The application suggests candidates for a job based on the reqruirements by looking through the a candidate list that is preprocessed and generate using background jobs.
##Dependencies
node >= v5.8.0
npm >= v3.7.3
elasticsearch >= v2.2
redis >= v2.8.4
##Setup After ensuring all the depenedencies have been met, clone the project and use
$ npm install
##Usage
$ source setup.sh #sets api keys and other environment variable
$ node Setup/setup.js #runs the basic setup required for indices in elasticsearch,clears the queue's
$ pm2 start server.js #runs the main server
$ pm2 start Background/googlePlusConnectionProcessor.js #runs the google plus connection processor
refer to pm2 for more details about using the PM2 process manager. Please note the api keys and tokens are all set as enviroment varaibles hence ommited in the public repo.
##Candidatelist generation The candidatelist is generate in 3 stages
####User registration Users can sign into the application, By clicking on the signIn button on the top left corner of the application.
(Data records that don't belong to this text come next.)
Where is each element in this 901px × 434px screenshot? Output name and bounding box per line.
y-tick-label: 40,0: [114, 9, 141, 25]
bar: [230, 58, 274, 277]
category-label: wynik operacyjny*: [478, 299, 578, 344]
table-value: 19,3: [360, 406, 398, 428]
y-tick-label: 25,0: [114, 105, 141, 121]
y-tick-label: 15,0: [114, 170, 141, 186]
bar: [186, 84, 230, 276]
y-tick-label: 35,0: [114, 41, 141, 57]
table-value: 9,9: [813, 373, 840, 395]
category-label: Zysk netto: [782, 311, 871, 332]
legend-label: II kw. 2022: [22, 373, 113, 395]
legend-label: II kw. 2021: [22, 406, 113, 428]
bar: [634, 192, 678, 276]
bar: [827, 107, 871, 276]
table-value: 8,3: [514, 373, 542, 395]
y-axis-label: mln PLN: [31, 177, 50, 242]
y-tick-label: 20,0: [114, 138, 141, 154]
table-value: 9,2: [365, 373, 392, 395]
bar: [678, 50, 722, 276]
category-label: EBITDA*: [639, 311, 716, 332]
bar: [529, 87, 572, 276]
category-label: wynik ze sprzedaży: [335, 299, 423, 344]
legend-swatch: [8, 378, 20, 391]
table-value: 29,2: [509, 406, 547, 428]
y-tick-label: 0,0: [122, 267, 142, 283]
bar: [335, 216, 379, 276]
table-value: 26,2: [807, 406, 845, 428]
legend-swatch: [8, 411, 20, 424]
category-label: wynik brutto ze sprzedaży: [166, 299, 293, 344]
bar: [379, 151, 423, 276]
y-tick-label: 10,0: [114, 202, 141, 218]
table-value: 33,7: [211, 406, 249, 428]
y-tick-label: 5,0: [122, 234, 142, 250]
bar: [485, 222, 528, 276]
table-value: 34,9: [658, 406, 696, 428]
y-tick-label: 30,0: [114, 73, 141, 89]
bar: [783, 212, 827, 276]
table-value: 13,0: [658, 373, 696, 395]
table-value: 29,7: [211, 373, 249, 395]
Presently Google+ is the only authentication available.
The code for this is in the file googlePlusRoutes. ####Background processing Once an user is signed into the application, The background processes use the users credentials to parse through list of people they are connected to (Which in case of Google+ are people in their circles).
The code for this is in the file googlePlusConnectionProcessor. ####Dataprocessing and storage While parsing through the connections releveant data is processed and is stored into Elasticsearch in a common format. Note that while the parsing step and authenticaton and parsing stages might differ for different social networks. Storing data in a common format is useful for data retreival. Note that more the number of users signed in more the candidate list will be.
The code for converting Google+ data into a common format can be found in Utils.
##Data retreival
####GET request The top 10 candidates suitable for the job can be obtained by sending a request to http://localhost:3000/requests/jobRequest. The get request requires parameters to be sent in json format.
{
job: {
"title": "<string> containing job title",
"skills": "<string> containing the set of skills relevant or required for the job",
"description": "<string> containing a brief description of the job"
}
}
This can be done by entering job details on the home page.
####Ranking The ranking is done based on how a candidate suits the specified requirements. This is done using text matching and assigning prioritites to each of the above mentioned properties (more info). The code for this can be found in jobRequestRoutes
##Improvements
- Background parsing and conversion has to be improved to store more relevant data.
- Since google+ other api's have a requestso per second limit, The background processes need to be tuned for that.
- Caching can be implemented so that a user profile is not parsed multiple times, As of now redundancy in storage is eliminated using Elasticsearch features.
- Failures in parsing due to api call overload are not being handled, once a request fails the corresponding connection data is lost. This can be done by parsing user connections again and again untill all data is obtained.
- Changes in user data has to be accounted for, this can be done by implementing a caching mechanism using etags.